- Enrollment surges in IT M.Ed. program
- Online modality meets rising demand for teachers skilled in technology integration
For Coastal's instructional technology faculty, moving their graduate program 100% online was a logical response to a growing adult learner market. "It's not rocket science," declared Dr. Jeremy Dickerson, M.Ed. coordinator, "we listened to our partner districts, acknowledged a national trend and modified our program accordingly." The original degree design was hybrid, with five core classes online and five specialization classes on campus. In its first year, fourteen students enrolled, all teachers interested in developing advanced skills integrating technology into their professional practice.
The horizon shifted completely when the program went entirely online in its second year, producing 44 graduates this past May. "The college of education has surveyed regional teacher preferences for almost ten years," said Dickerson, "and their responses have aligned consistently with modality findings articulated in national reports - teachers increasingly want professional development opportunities delivered online."
Enrollments in the Instructional Technology program have now climbed to over 200 students, with many following a one-year matriculation cycle tracked over two semesters and a summer, and others choosing a two-year schedule. "What we have noticed over time," said program faculty member Dr.
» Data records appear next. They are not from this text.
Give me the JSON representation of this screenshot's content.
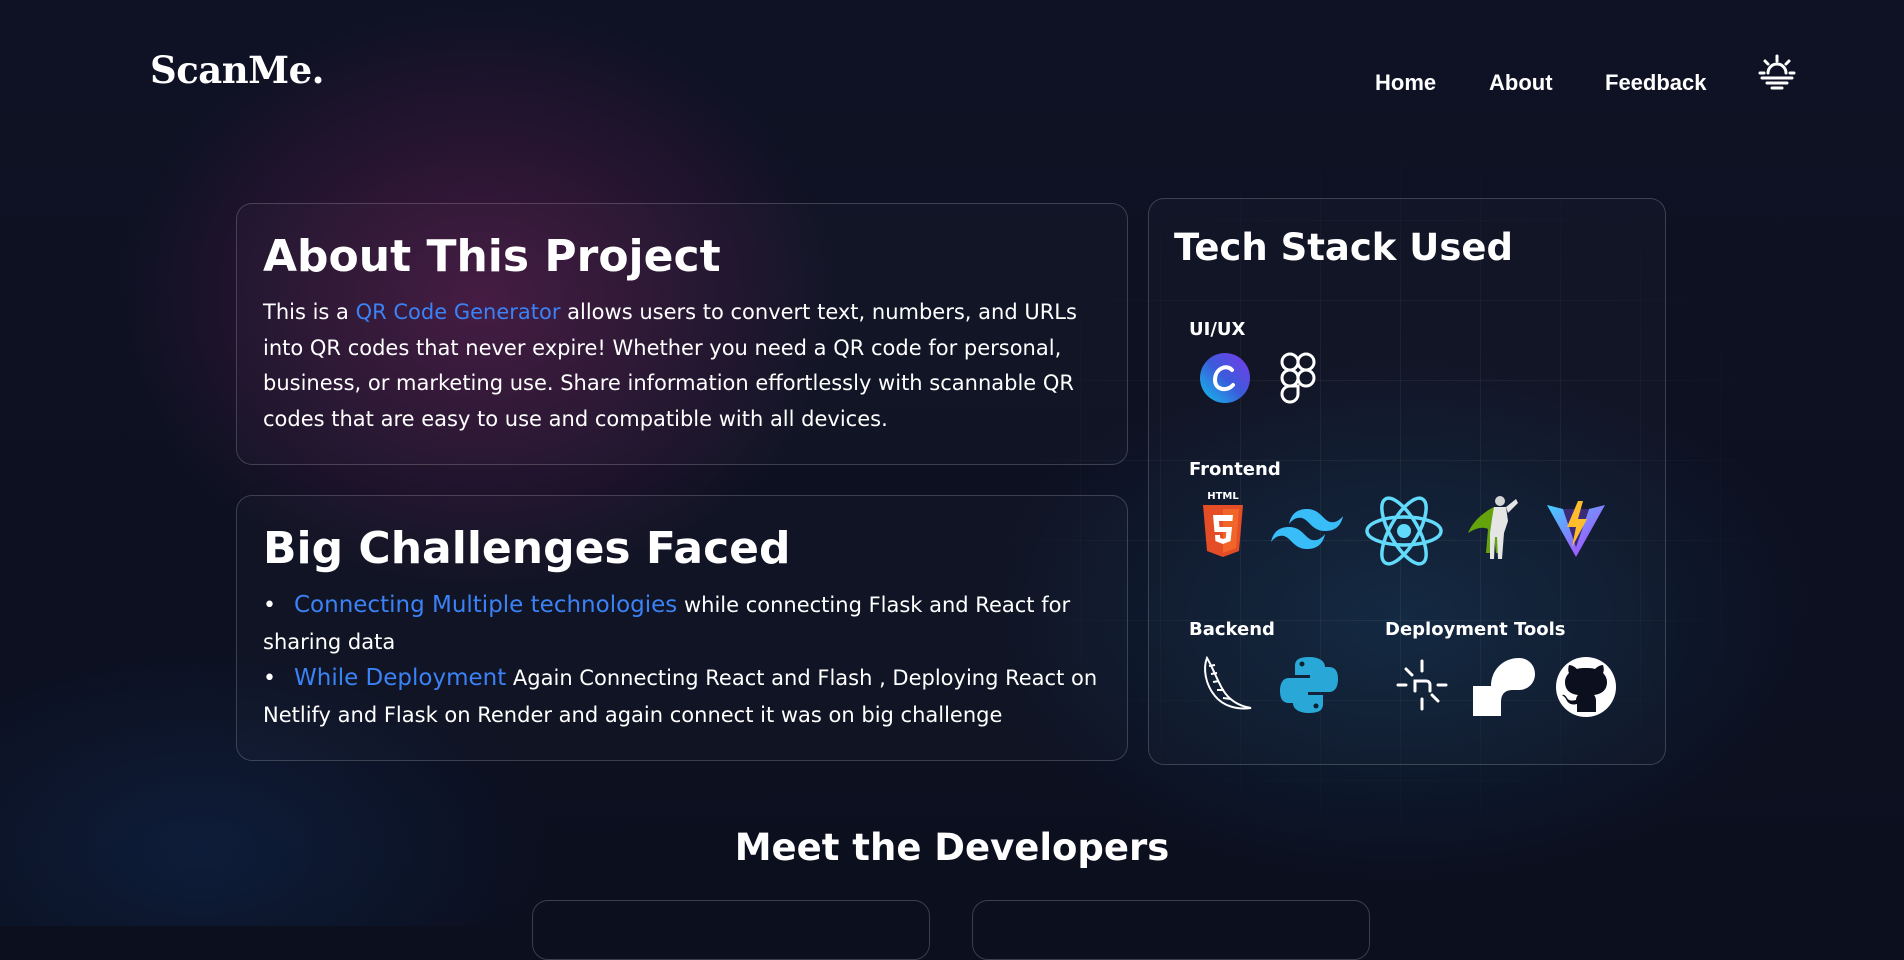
{
  "brand": {
    "logo": "ScanMe."
  },
  "nav": {
    "items": [
      "Home",
      "About",
      "Feedback"
    ],
    "theme_icon": "sun-horizon-icon"
  },
  "about": {
    "title": "About This Project",
    "text_before": "This is a ",
    "link": "QR Code Generator",
    "text_after": " allows users to convert text, numbers, and URLs into QR codes that never expire! Whether you need a QR code for personal, business, or marketing use. Share information effortlessly with scannable QR codes that are easy to use and compatible with all devices."
  },
  "challenges": {
    "title": "Big Challenges Faced",
    "items": [
      {
        "highlight": "Connecting Multiple technologies",
        "text": " while connecting Flask and React for sharing data"
      },
      {
        "highlight": "While Deployment",
        "text": " Again Connecting React and Flash , Deploying React on Netlify and Flask on Render and again connect it was on big challenge"
      }
    ]
  },
  "tech_stack": {
    "title": "Tech Stack Used",
    "sections": {
      "uiux": {
        "label": "UI/UX",
        "icons": [
          "canva-icon",
          "figma-icon"
        ]
      },
      "frontend": {
        "label": "Frontend",
        "icons": [
          "html5-icon",
          "tailwind-icon",
          "react-icon",
          "superhero-icon",
          "vite-icon"
        ],
        "html_caption": "HTML"
      },
      "backend": {
        "label": "Backend",
        "icons": [
          "flask-icon",
          "python-icon"
        ]
      },
      "deployment": {
        "label": "Deployment Tools",
        "icons": [
          "netlify-icon",
          "render-icon",
          "github-icon"
        ]
      }
    }
  },
  "developers": {
    "title": "Meet the Developers"
  },
  "colors": {
    "background": "#0b0f1e",
    "accent": "#3b82f6",
    "text": "#ffffff"
  }
}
Joe Winslow, "is that moving the M.Ed. program online has drastically reduced the amount of time it takes graduate students to complete their degree, not because it's easier, but because it's more accessible." Concerns about modality rigor are misplaced, he continued, "there is ample scholarly evidence that validates online learning as comparable or better then classroom learning in some disciplines," citing a 2014 research report on online college students as one of many supporting documents. "The best practices in online pedagogy are now well known, so we've adapted our instruction to accommodate these methods in the modality that teachers prefer."
No doubt the popularity of the program is also augmented by institutional support in the form of discounted tuition for full-time South Carolina teachers, an incentive that was recently extended statewide to compete with other institutions. "Today's teachers have choices," noted Dickerson, "and to compete against larger brands, our strategy is to package our curriculum as value-based. Our students receive high quality instruction at a great rate, completely online."